Set the following chain of events:

  1. The user logged in to their account on the store (eventID=1001).
  2. The user searches for a phone (eventID = 1003, product = 'phone').
  3. The user placed an order (eventID = 1009).

To find out how far the user user_id could get through the chain in an hour in January of 2017, make the query:

  1. SELECT
  2. level,
  3. count() AS c
  4. FROM
  5. (
  6. SELECT
  7. user_id,
  8. windowFunnel(3600)(timestamp, eventID = 1001, eventID = 1003 AND product = 'phone', eventID = 1009) AS level
  9. FROM trend_event
  10. WHERE (event_date >= '2017-01-01') AND (event_date <= '2017-01-31')
  11. GROUP BY user_id
  12. )
  13. GROUP BY level
  14. ORDER BY level

Simply, the level value could only be 0, 1, 2, 3, it means the maxium event action stage that one user could reach.

retention(cond1, cond2, …)

Retention refers to the ability of a company or product to retain its customers over some specified periods.
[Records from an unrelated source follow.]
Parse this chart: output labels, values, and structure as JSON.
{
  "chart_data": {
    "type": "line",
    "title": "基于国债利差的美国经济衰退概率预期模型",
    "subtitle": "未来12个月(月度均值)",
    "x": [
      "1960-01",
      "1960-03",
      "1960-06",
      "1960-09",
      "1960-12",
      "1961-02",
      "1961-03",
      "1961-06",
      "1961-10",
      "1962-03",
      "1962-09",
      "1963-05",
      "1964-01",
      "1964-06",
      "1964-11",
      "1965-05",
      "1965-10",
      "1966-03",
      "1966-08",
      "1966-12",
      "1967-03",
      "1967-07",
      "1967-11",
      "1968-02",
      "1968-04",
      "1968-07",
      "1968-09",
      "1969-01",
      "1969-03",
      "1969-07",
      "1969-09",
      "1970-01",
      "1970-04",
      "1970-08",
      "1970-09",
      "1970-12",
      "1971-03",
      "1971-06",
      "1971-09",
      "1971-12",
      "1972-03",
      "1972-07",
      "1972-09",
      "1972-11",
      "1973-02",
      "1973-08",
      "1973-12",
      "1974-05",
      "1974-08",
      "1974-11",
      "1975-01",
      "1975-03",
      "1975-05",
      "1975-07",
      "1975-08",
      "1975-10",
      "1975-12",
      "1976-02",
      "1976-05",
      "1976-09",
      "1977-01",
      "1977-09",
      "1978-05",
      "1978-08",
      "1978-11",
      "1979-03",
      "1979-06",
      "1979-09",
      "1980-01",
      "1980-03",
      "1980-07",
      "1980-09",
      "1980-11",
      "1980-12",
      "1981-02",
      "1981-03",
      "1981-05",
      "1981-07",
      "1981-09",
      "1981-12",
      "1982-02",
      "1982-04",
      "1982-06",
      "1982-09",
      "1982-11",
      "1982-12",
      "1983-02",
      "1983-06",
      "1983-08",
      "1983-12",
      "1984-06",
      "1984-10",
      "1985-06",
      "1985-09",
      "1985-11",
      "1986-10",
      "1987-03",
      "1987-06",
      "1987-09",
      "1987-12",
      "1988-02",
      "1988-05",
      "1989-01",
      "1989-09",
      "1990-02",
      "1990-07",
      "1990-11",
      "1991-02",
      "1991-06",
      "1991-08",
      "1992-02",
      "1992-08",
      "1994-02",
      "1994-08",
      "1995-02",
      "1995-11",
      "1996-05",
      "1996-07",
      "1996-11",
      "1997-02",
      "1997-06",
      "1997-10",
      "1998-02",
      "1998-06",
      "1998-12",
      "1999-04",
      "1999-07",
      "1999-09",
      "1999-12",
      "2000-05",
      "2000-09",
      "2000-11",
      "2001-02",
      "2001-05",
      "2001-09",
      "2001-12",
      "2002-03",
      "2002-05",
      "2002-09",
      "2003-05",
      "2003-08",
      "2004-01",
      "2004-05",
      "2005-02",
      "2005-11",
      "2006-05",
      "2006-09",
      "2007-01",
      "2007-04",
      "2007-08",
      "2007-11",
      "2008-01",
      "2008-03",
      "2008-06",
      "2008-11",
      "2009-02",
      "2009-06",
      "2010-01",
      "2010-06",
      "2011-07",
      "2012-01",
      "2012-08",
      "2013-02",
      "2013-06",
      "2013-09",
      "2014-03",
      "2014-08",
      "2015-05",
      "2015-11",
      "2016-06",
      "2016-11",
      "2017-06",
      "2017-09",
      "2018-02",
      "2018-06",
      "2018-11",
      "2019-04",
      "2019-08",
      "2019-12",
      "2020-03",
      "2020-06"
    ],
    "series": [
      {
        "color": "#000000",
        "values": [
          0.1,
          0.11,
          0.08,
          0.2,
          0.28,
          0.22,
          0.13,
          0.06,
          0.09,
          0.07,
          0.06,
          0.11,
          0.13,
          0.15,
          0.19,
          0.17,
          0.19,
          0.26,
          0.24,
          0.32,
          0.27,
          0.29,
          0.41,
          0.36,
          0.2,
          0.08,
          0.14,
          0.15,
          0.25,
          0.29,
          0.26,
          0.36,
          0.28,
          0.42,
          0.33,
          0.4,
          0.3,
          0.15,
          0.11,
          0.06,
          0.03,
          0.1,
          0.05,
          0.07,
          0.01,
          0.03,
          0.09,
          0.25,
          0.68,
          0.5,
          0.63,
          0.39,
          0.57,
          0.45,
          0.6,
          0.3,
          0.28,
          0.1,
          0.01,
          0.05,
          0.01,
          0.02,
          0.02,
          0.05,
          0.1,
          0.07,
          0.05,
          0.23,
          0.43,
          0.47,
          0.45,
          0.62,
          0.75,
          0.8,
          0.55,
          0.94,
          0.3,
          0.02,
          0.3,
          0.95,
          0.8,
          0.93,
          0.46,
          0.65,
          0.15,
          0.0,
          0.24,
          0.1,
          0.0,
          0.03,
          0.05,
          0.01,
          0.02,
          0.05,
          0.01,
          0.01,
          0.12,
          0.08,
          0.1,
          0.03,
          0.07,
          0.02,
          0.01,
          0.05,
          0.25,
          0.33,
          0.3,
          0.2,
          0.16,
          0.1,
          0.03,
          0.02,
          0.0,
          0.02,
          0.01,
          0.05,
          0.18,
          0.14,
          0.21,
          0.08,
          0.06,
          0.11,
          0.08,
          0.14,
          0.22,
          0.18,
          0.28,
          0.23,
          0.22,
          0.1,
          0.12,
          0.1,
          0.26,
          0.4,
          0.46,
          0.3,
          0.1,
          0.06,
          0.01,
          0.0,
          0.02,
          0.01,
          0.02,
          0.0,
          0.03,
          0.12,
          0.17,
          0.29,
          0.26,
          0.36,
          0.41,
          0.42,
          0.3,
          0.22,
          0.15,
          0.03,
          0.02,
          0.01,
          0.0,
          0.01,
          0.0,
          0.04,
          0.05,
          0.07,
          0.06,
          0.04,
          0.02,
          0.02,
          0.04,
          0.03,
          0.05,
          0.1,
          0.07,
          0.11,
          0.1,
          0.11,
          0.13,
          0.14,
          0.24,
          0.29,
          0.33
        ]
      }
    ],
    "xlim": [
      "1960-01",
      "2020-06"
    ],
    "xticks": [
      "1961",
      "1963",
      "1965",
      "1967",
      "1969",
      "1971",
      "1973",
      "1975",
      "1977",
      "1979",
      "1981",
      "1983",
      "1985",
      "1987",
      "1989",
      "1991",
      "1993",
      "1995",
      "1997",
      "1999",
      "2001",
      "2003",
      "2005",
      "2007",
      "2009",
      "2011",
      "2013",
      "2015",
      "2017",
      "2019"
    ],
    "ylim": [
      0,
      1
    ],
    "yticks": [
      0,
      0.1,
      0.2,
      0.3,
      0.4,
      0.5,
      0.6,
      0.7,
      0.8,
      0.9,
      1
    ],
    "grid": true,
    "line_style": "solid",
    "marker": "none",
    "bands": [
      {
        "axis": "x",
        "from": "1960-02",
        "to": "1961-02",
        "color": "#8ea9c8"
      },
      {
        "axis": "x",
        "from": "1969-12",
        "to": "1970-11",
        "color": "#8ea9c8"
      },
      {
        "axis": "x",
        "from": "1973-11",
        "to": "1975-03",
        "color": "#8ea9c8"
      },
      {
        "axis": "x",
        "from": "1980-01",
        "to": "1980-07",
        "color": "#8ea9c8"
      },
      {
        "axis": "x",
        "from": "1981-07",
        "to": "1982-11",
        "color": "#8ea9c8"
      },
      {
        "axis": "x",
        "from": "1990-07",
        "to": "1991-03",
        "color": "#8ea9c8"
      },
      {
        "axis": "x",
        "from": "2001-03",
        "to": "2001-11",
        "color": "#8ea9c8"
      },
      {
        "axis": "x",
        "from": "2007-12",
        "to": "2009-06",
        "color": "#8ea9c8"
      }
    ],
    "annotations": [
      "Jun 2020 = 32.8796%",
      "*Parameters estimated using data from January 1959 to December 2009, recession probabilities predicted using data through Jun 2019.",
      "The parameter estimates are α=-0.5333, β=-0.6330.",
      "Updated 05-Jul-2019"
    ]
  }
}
cond1, cond2 … is from one to 32 arguments of type UInt8 that indicate whether a certain condition was met for the event

Example:

Consider you are doing a website analytics, intend to calculate the retention of customers

This could be easily calculate by retention

  1. SELECT
  2. sum(r[1]) AS r1,
  3. sum(r[2]) AS r2,
  4. sum(r[3]) AS r3
  5. FROM
  6. (
  7. SELECT
  8. uid,
  9. retention(date = '2018-08-10', date = '2018-08-11', date = '2018-08-12') AS r
  10. FROM events
  11. WHERE date IN ('2018-08-10', '2018-08-11', '2018-08-12')
  12. GROUP BY uid
  13. )

Simply, r1 means the number of unique visitors who met the cond1 condition, r2 means the number of unique visitors who met cond1 and cond2 conditions, r3 means the number of unique visitors who met cond1 and cond3 conditions.

uniqUpTo(N)(x)

Calculates the number of different argument values ​​if it is less than or equal to N. If the number of different argument values is greater than N, it returns N + 1.

Recommended for use with small Ns, up to 10. The maximum value of N is 100.

For the state of an aggregate function, it uses the amount of memory equal to 1 + N * the size of one value of bytes.
For strings, it stores a non-cryptographic hash of 8 bytes. That is, the calculation is approximated for strings.

The function also works for several arguments.

It works as fast as possible, except for cases when a large N value is used and the number of unique values is slightly less than N.

Usage example:

  1. Problem: Generate a report that shows only keywords that produced at least 5 unique users.
  2. Solution: Write in the GROUP BY query SearchPhrase HAVING uniqUpTo(4)(UserID) >= 5

Original article

sumMapFiltered(keys_to_keep)(keys, values)

Same behavior as sumMap except that an array of keys is passed as a parameter. This can be especially useful when working with a high cardinality of keys.